Aktivitas memberi bantuan di negara-negara Timur seperti halnya Indonesia ataupun Malaysia tampaknya harus menciptakan bentuk tersendiri. Tidak bisa mengimpor begitu saja budaya praktek pekerjaan sosial dari Barat di mana ilmu ini muncul dan berkembang.
Oleh karena itu, pribumisasi pekerjaan sosial – sebagaimana yang menjadi ide kunci buku ini – adalah sebuah keniscayaan. Seorang akademisi ataupun praktisi pekerjaan sosial akan mengalami ‘gagap budaya’ jika tidak melakukan upaya pribumisasi. Penulis buku ini pun mengisahkan sempat mengalami ‘gagap budaya’ tersebut.
Ketika menempuh pendidikan di Australia pada 1979-1980, Ling How Kee tentu mendapatkan segudang teori ataupun metode tentang praktik pekerjaan sosial.
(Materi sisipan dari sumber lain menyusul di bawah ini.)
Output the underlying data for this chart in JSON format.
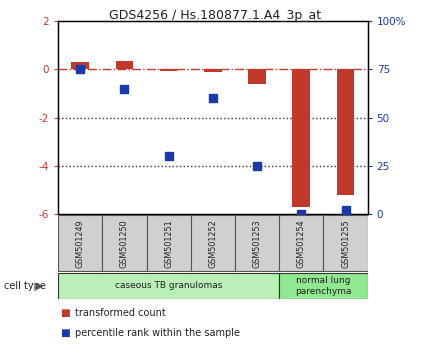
{
  "title": "GDS4256 / Hs.180877.1.A4_3p_at",
  "samples": [
    "GSM501249",
    "GSM501250",
    "GSM501251",
    "GSM501252",
    "GSM501253",
    "GSM501254",
    "GSM501255"
  ],
  "transformed_count": [
    0.3,
    0.35,
    -0.05,
    -0.1,
    -0.6,
    -5.7,
    -5.2
  ],
  "percentile_rank": [
    75,
    65,
    30,
    60,
    25,
    0,
    2
  ],
  "ylim_left": [
    -6,
    2
  ],
  "ylim_right": [
    0,
    100
  ],
  "yticks_left": [
    -6,
    -4,
    -2,
    0,
    2
  ],
  "yticks_right": [
    0,
    25,
    50,
    75,
    100
  ],
  "ytick_labels_right": [
    "0",
    "25",
    "50",
    "75",
    "100%"
  ],
  "bar_color": "#C0392B",
  "dot_color": "#1A3AAA",
  "hline_color": "#C0392B",
  "dotted_line_color": "#333333",
  "cell_type_label": "cell type",
  "groups": [
    {
      "label": "caseous TB granulomas",
      "samples": [
        0,
        1,
        2,
        3,
        4
      ],
      "color": "#b8f0b8"
    },
    {
      "label": "normal lung\nparenchyma",
      "samples": [
        5,
        6
      ],
      "color": "#90e890"
    }
  ],
  "legend_items": [
    {
      "color": "#C0392B",
      "label": "transformed count"
    },
    {
      "color": "#1A3AAA",
      "label": "percentile rank within the sample"
    }
  ],
  "bg_color": "#ffffff",
  "spine_color": "#000000",
  "tick_label_color_left": "#C0392B",
  "tick_label_color_right": "#1A3AAA",
  "sample_box_color": "#d0d0d0",
  "bar_width": 0.4
}
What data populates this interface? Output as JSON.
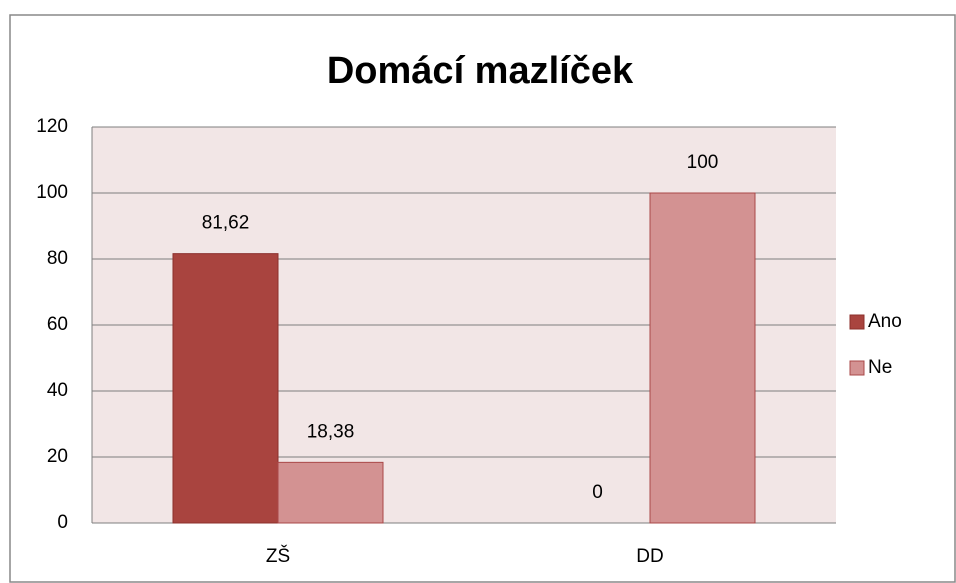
{
  "chart_data": {
    "type": "bar",
    "title": "Domácí mazlíček",
    "categories": [
      "ZŠ",
      "DD"
    ],
    "series": [
      {
        "name": "Ano",
        "color": "#a9443f",
        "values": [
          81.62,
          0
        ],
        "value_labels": [
          "81,62",
          "0"
        ]
      },
      {
        "name": "Ne",
        "color": "#d39292",
        "values": [
          18.38,
          100
        ],
        "value_labels": [
          "18,38",
          "100"
        ]
      }
    ],
    "ylim": [
      0,
      120
    ],
    "yticks": [
      0,
      20,
      40,
      60,
      80,
      100,
      120
    ],
    "grid": true,
    "legend": "right"
  }
}
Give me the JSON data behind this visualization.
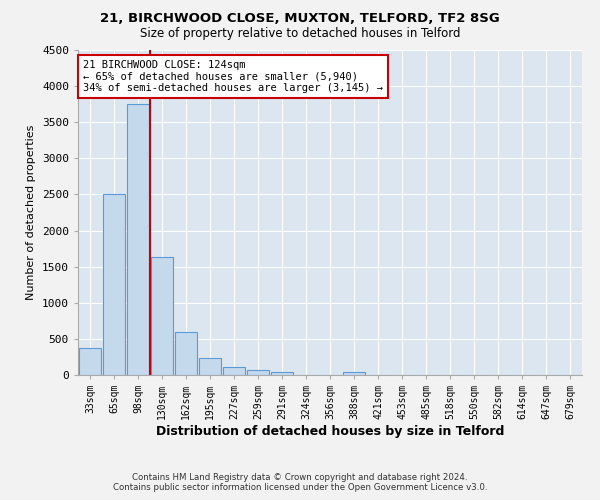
{
  "title1": "21, BIRCHWOOD CLOSE, MUXTON, TELFORD, TF2 8SG",
  "title2": "Size of property relative to detached houses in Telford",
  "xlabel": "Distribution of detached houses by size in Telford",
  "ylabel": "Number of detached properties",
  "categories": [
    "33sqm",
    "65sqm",
    "98sqm",
    "130sqm",
    "162sqm",
    "195sqm",
    "227sqm",
    "259sqm",
    "291sqm",
    "324sqm",
    "356sqm",
    "388sqm",
    "421sqm",
    "453sqm",
    "485sqm",
    "518sqm",
    "550sqm",
    "582sqm",
    "614sqm",
    "647sqm",
    "679sqm"
  ],
  "values": [
    370,
    2500,
    3750,
    1640,
    590,
    230,
    110,
    65,
    35,
    0,
    0,
    40,
    0,
    0,
    0,
    0,
    0,
    0,
    0,
    0,
    0
  ],
  "bar_color": "#c5d9ed",
  "bar_edge_color": "#5b9bd5",
  "vline_color": "#cc0000",
  "annotation_text": "21 BIRCHWOOD CLOSE: 124sqm\n← 65% of detached houses are smaller (5,940)\n34% of semi-detached houses are larger (3,145) →",
  "annotation_box_color": "#ffffff",
  "annotation_box_edge": "#cc0000",
  "ylim": [
    0,
    4500
  ],
  "yticks": [
    0,
    500,
    1000,
    1500,
    2000,
    2500,
    3000,
    3500,
    4000,
    4500
  ],
  "plot_bg": "#dce6f1",
  "fig_bg": "#f2f2f2",
  "grid_color": "#ffffff",
  "footer1": "Contains HM Land Registry data © Crown copyright and database right 2024.",
  "footer2": "Contains public sector information licensed under the Open Government Licence v3.0."
}
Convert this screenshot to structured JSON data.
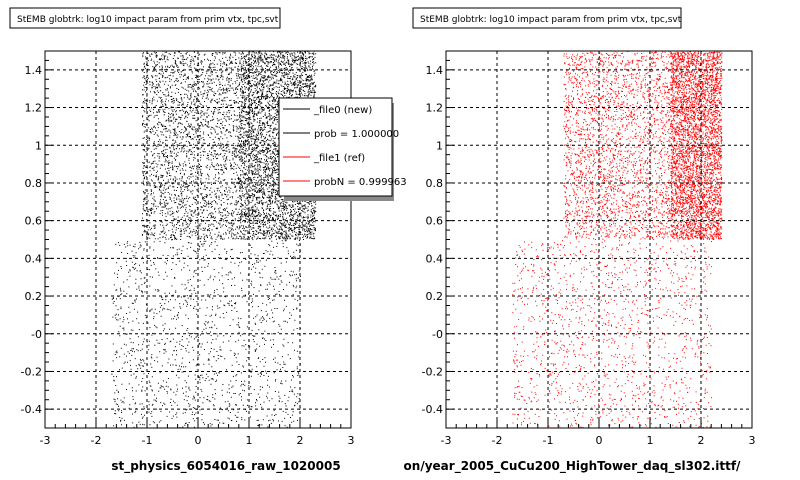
{
  "chart_data": [
    {
      "type": "scatter",
      "title": "StEMB globtrk: log10 impact param from prim vtx, tpc,svt",
      "xlim": [
        -3,
        3
      ],
      "ylim": [
        -0.5,
        1.5
      ],
      "x_ticks": [
        "-3",
        "-2",
        "-1",
        "0",
        "1",
        "2",
        "3"
      ],
      "y_ticks": [
        "-0.4",
        "-0.2",
        "-0",
        "0.2",
        "0.4",
        "0.6",
        "0.8",
        "1",
        "1.2",
        "1.4"
      ],
      "grid": true,
      "file_label": "st_physics_6054016_raw_1020005",
      "series": [
        {
          "name": "_file0 (new)",
          "color": "#000000",
          "regions": [
            {
              "x": [
                0.8,
                2.3
              ],
              "y": [
                0.5,
                1.5
              ],
              "density": "high"
            },
            {
              "x": [
                -1.1,
                0.8
              ],
              "y": [
                0.5,
                1.5
              ],
              "density": "medium"
            },
            {
              "x": [
                -1.7,
                2.0
              ],
              "y": [
                -0.5,
                0.5
              ],
              "density": "low"
            }
          ]
        }
      ],
      "legend": {
        "placement": "top-right",
        "entries": [
          {
            "label": "_file0 (new)",
            "color": "#000000"
          },
          {
            "label": "prob = 1.000000",
            "color": "#000000"
          },
          {
            "label": "_file1 (ref)",
            "color": "#ff0000"
          },
          {
            "label": "probN = 0.999963",
            "color": "#ff0000"
          }
        ]
      }
    },
    {
      "type": "scatter",
      "title": "StEMB globtrk: log10 impact param from prim vtx, tpc,svt",
      "xlim": [
        -3,
        3
      ],
      "ylim": [
        -0.5,
        1.5
      ],
      "x_ticks": [
        "-3",
        "-2",
        "-1",
        "0",
        "1",
        "2",
        "3"
      ],
      "y_ticks": [
        "-0.4",
        "-0.2",
        "-0",
        "0.2",
        "0.4",
        "0.6",
        "0.8",
        "1",
        "1.2",
        "1.4"
      ],
      "grid": true,
      "file_label": "on/year_2005_CuCu200_HighTower_daq_sl302.ittf/",
      "series": [
        {
          "name": "_file1 (ref)",
          "color": "#ff0000",
          "regions": [
            {
              "x": [
                1.4,
                2.4
              ],
              "y": [
                0.5,
                1.5
              ],
              "density": "high"
            },
            {
              "x": [
                -0.7,
                1.4
              ],
              "y": [
                0.5,
                1.5
              ],
              "density": "medium"
            },
            {
              "x": [
                -1.7,
                2.2
              ],
              "y": [
                -0.5,
                0.5
              ],
              "density": "low"
            }
          ]
        }
      ]
    }
  ]
}
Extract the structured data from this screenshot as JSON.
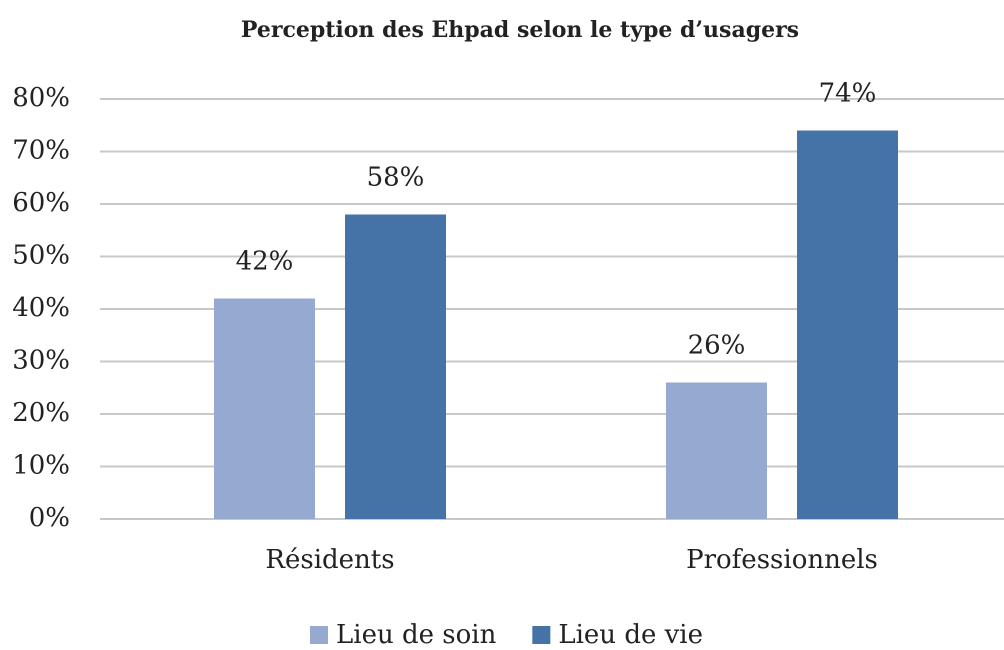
{
  "chart_data": {
    "type": "bar",
    "title": "Perception des Ehpad selon le type d’usagers",
    "categories": [
      "Résidents",
      "Professionnels"
    ],
    "series": [
      {
        "name": "Lieu de soin",
        "color": "#95a9d1",
        "values": [
          42,
          26
        ],
        "value_labels": [
          "42%",
          "26%"
        ]
      },
      {
        "name": "Lieu de vie",
        "color": "#4673a7",
        "values": [
          58,
          74
        ],
        "value_labels": [
          "58%",
          "74%"
        ]
      }
    ],
    "ylim": [
      0,
      80
    ],
    "yticks": [
      {
        "value": 0,
        "label": "0%"
      },
      {
        "value": 10,
        "label": "10%"
      },
      {
        "value": 20,
        "label": "20%"
      },
      {
        "value": 30,
        "label": "30%"
      },
      {
        "value": 40,
        "label": "40%"
      },
      {
        "value": 50,
        "label": "50%"
      },
      {
        "value": 60,
        "label": "60%"
      },
      {
        "value": 70,
        "label": "70%"
      },
      {
        "value": 80,
        "label": "80%"
      }
    ],
    "grid": true,
    "legend": "bottom"
  }
}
Namun begitu berpraktek kembali di Sarawak, Malaysia, How Kee seperti mengalami benturan kebudayaan.
Misalnya ketika berhadapan dengan masalah kecacatan, How Kee mendapati bahwa orang Melayu ternyata tidak sedikit pun memiliki rasa malu ataupun rasa bersalah. Bagi orang Melayu, anak adalah karunia yang maha agung dari Allah Swt. Kondisi ini sangat berbeda dengan budaya Barat atau orang China sebagaimana latar belakang sang penulis.
Misalnya budaya China mengenal feng shui, sehingga jika ada anak terlahir cacat maka ini berkaitan dengan feng shui yang salah, atau hukuman atas dosa masa lalu, dan oleh karena itu, malu dan bersalah tidak terhindarkan (hlm. 3).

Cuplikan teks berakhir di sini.